Savaş ganimetleri ile ilgili Kur'an
hükmünün akabindeki bu hüküm, Kur'an'ın
mali husustaki hükümlerinin ikincisidir. Ayetin metninden ve mânâsından iktibas
edilerek bu hükme Fey adı verilmiştir. Daha önce de
ifade ettiğimiz gibi, ganimetler hakkında varîd olan
hüküm, üstün ve ulvi bir gerçekliği ortaya koymuştur. Fey
hakkındaki bu hüküm ile, elde edilen Fey'in müslüman fakirler ile umumi maslahatlara harcanması öngörülmüş,
gelir dağılımındaki İslami model, en mükemmel bir
şekilde ortaya konmuştur.
Fey'in tahsis
edileceği yerlere, Enfal sûresinin 41. ayetinde
değinmiştik. Nitekim, ganimetlerden ayrılan beşte bir hissenin nerelere
dağıtılması gerekiyorsa, Feyde oralara dağıtılır.
Humusun nerelere dağıtılacağı hususunu yeterince değerlendirdiğimiz için burada
tekrarlamaya gerek görmüyoruz. [18]
Bu cümle ile genel anlamda ve kesin bir şekilde Nebi
(s)'nin emir ve nehiylerine,
gerek kavli, gerek fiili sünnetlerine İslâm düşüncesinin ayrılmaz bir parçası
olarak itaat edilmesi emredilmiştir. Nitekim Nisa sûresinin 59. ayeti
kerimesinde, bu hükmü destekleyici şu ifadelere rastlıyoruz: "Ey iman
edenler, Allah'a itaat edin. Rasulü'ne ve sizden olan
emir sahibine itaat edin, eğer herhangi bir şeyde anlaşmazlığa düşerseniz
-Allah'a ve ahiret gününe inanıyorsanız- onu Allah'a
ve Rasulü'ne götürün. Bu daha İyidir ve sonuç bakımından
daha güzeldir." Aynı sûrenin 80. ayeti kerimesinde ise şöyle buyrul-muştur: "Kim Rasule
itaat ederse, Allah'a itaat etmiş olur. Kim de yüz çevirirse, (bil ki) biz seni
onlar üzerine bekçi, göndermedik." Nebi (s)'nin
hayattayken ona itaat etmek, onu bizzat dinlemek ve emirlerini yerine
getirmekle oluyordu. Vefatından sonra ona itaat etmekse, daha Önce de ifade
ettiğimiz gibi kavli ve fiili olarak ondan nakledilen sünnetine tabi olmakla
gerçekleşir. Dolayısıyla ondan nakledilen sünnetin de tesbit
edilmesi gerekliliği doğmaktadır.
Allah'a ve Rasulüne, halis
kalp ile yönelen bir kısım insanlar Hz.

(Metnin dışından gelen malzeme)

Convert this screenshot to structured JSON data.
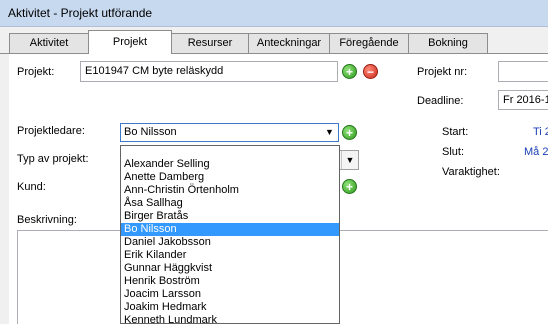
{
  "window": {
    "title": "Aktivitet - Projekt utförande"
  },
  "tabs": [
    {
      "label": "Aktivitet"
    },
    {
      "label": "Projekt"
    },
    {
      "label": "Resurser"
    },
    {
      "label": "Anteckningar"
    },
    {
      "label": "Föregående"
    },
    {
      "label": "Bokning"
    }
  ],
  "form": {
    "project_label": "Projekt:",
    "project_value": "E101947 CM byte reläskydd",
    "project_nr_label": "Projekt nr:",
    "project_nr_value": "",
    "deadline_label": "Deadline:",
    "deadline_value": "Fr 2016-1",
    "leader_label": "Projektledare:",
    "leader_value": "Bo Nilsson",
    "type_label": "Typ av projekt:",
    "customer_label": "Kund:",
    "description_label": "Beskrivning:",
    "start_label": "Start:",
    "start_value": "Ti 2",
    "end_label": "Slut:",
    "end_value": "Må 2",
    "duration_label": "Varaktighet:"
  },
  "dropdown": {
    "selected": "Bo Nilsson",
    "items": [
      "",
      "Alexander Selling",
      "Anette Damberg",
      "Ann-Christin Örtenholm",
      "Åsa Sallhag",
      "Birger Bratås",
      "Bo Nilsson",
      "Daniel Jakobsson",
      "Erik Kilander",
      "Gunnar Häggkvist",
      "Henrik Boström",
      "Joacim Larsson",
      "Joakim Hedmark",
      "Kenneth Lundmark"
    ]
  },
  "icons": {
    "add": "plus-circle-green",
    "remove": "minus-circle-red",
    "dropdown_arrow": "chevron-down"
  }
}
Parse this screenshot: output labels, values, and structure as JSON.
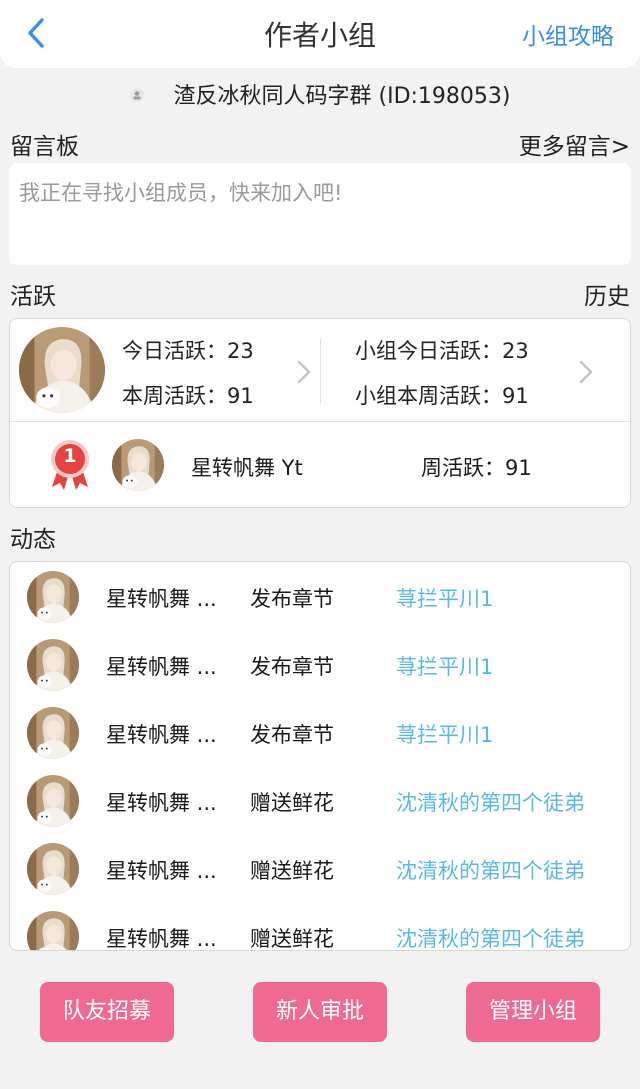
{
  "nav": {
    "title": "作者小组",
    "right_link": "小组攻略"
  },
  "group": {
    "name_line": "渣反冰秋同人码字群 (ID:198053)"
  },
  "message_board": {
    "label": "留言板",
    "more_link": "更多留言>",
    "placeholder": "我正在寻找小组成员，快来加入吧!"
  },
  "activity": {
    "label": "活跃",
    "history_link": "历史",
    "today_label": "今日活跃：",
    "today_value": "23",
    "week_label": "本周活跃：",
    "week_value": "91",
    "group_today_label": "小组今日活跃：",
    "group_today_value": "23",
    "group_week_label": "小组本周活跃：",
    "group_week_value": "91",
    "ranking": {
      "rank": "1",
      "name": "星转帆舞 Yt",
      "weekly_label": "周活跃：",
      "weekly_value": "91"
    }
  },
  "feed": {
    "label": "动态",
    "items": [
      {
        "user": "星转帆舞 ...",
        "action": "发布章节",
        "target": "荨拦平川1"
      },
      {
        "user": "星转帆舞 ...",
        "action": "发布章节",
        "target": "荨拦平川1"
      },
      {
        "user": "星转帆舞 ...",
        "action": "发布章节",
        "target": "荨拦平川1"
      },
      {
        "user": "星转帆舞 ...",
        "action": "赠送鲜花",
        "target": "沈清秋的第四个徒弟"
      },
      {
        "user": "星转帆舞 ...",
        "action": "赠送鲜花",
        "target": "沈清秋的第四个徒弟"
      },
      {
        "user": "星转帆舞 ...",
        "action": "赠送鲜花",
        "target": "沈清秋的第四个徒弟"
      }
    ]
  },
  "buttons": {
    "recruit": "队友招募",
    "approve": "新人审批",
    "manage": "管理小组"
  },
  "colors": {
    "accent_blue": "#3a8ee6",
    "link_cyan": "#5ab8e6",
    "button_pink": "#ee6a90",
    "rank_red": "#e3443f"
  }
}
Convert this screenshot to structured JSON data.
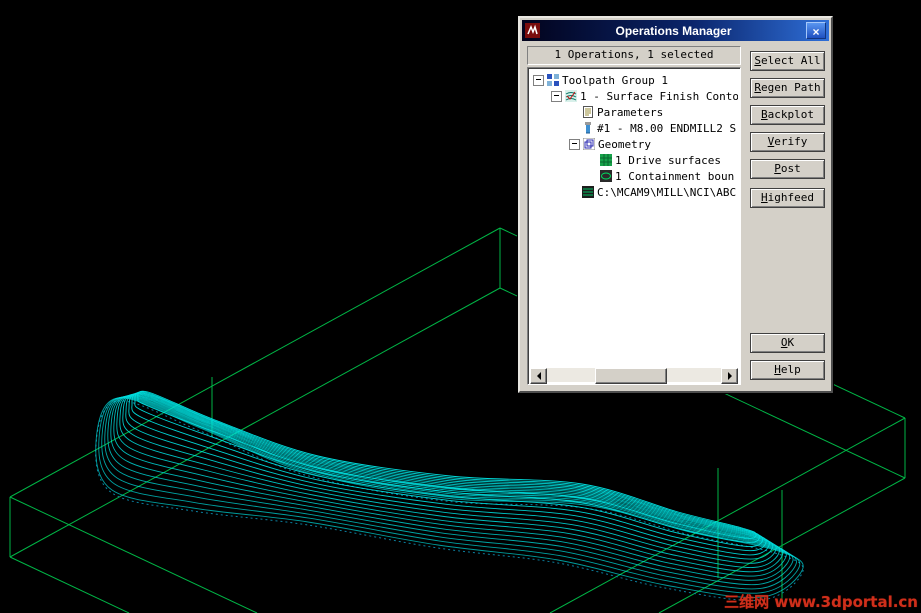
{
  "window": {
    "title": "Operations Manager"
  },
  "status": "1 Operations, 1 selected",
  "tree": {
    "items": [
      {
        "label": "Toolpath Group 1",
        "icon": "toolpath-group-icon"
      },
      {
        "label": "1 - Surface Finish Conto",
        "icon": "operation-icon"
      },
      {
        "label": "Parameters",
        "icon": "parameters-icon"
      },
      {
        "label": "#1 - M8.00 ENDMILL2 S",
        "icon": "tool-icon"
      },
      {
        "label": "Geometry",
        "icon": "geometry-icon"
      },
      {
        "label": "1 Drive surfaces",
        "icon": "drive-surfaces-icon"
      },
      {
        "label": "1 Containment boun",
        "icon": "containment-icon"
      },
      {
        "label": "C:\\MCAM9\\MILL\\NCI\\ABC",
        "icon": "nci-file-icon"
      }
    ]
  },
  "buttons": {
    "select_all": "Select All",
    "regen_path": "Regen Path",
    "backplot": "Backplot",
    "verify": "Verify",
    "post": "Post",
    "highfeed": "Highfeed",
    "ok": "OK",
    "help": "Help"
  },
  "watermark": "三维网 www.3dportal.cn",
  "colors": {
    "wireframe": "#00b546",
    "toolpath": "#00dede",
    "title_accent": "#0a246a"
  }
}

Peygamber'e
nispet edilen rivayetleri süzerek bunlardan sahih olanları kendi müsnedlerinde toplamışlardır. İslam Hukuku açısından, bu müsnetlerdeki rivayetlerde, Kur'an'ın
hüküm ve prensiplerine ters düşen bir emir ya da nehiy bulunması mümkün değildir. Kur'an
hükümleri hakkında varid olan Nebevi hadisler
genellikle, umumi bir hükmü hususi alana indirgemek, açık olmayan bîr hususu
açıklamak, tamamlanması gereken bir konuyu tamamlamak ya
da namaz rekâtları, rükünleri, zekat nisabı, hac adabı gibi Kur'an'ın
sükut ettiği meselelere ilişkin açıklamalarda bulunmak şeklinde karşımıza
çıkmaktadır. [19]
Bu cümle, sermayenin belirli bir azınlık arasında
dönüp dolaşmaması gerektiği gibi ulvi bir mânâyı içermektedir. İslam
devletinin, sermayeyi toplumun ezici çoğunluğu arasında dağıtmak amacıyla
sermaye kaynaklarından bir kısmını, zenginlerin dışında fakir kitlelere tahsis
ederek müdahaleci rolünü üstlenmesi gerekir. Bu cümlenin geçtiği
ayet-i kerimede de ifade edildiği gibi, Fey'
gelirlerinin tümü, müslümanların umumi yararına ve
muhtaç kitleye tahsis edilmiştir. Dolayısıyla Fey'den
zenginlerin yararlanması sözkonusu değildir. Nitekim,
Ömer bin Hattab (r)'ın
şöyle dediği nakledilir: "Eğer işin sonunda görüp analdığımı,
işin başında görseydim, zenginlerin fazla mallarını alıp, muhacir fakirler
arasında dağıtırdım"[20] Hz.
Ömer Nebi (s)'ye bağlılık ve ona yakınlıkta insanların en önde gelenlerinden
biriydi. Dolayısıyla, onun dilinden sadır olan bu sözlerin, Kur'an'ın ruhuna uygun olduğuna inandığı için söylediği
muhakkaktır. Zira, tevatür derecesine ulaşan rivayetlere göre, Hz. Ömer'in İslam toplumunun değişik kesimleri için
organizasyonlar oluşturması ve mahrumlara, zayıf ve fakir insanlara yardım
etmeye önem vermesi, bu sözlerin ondan sadır olduğunu göstermektedir.[21] [22]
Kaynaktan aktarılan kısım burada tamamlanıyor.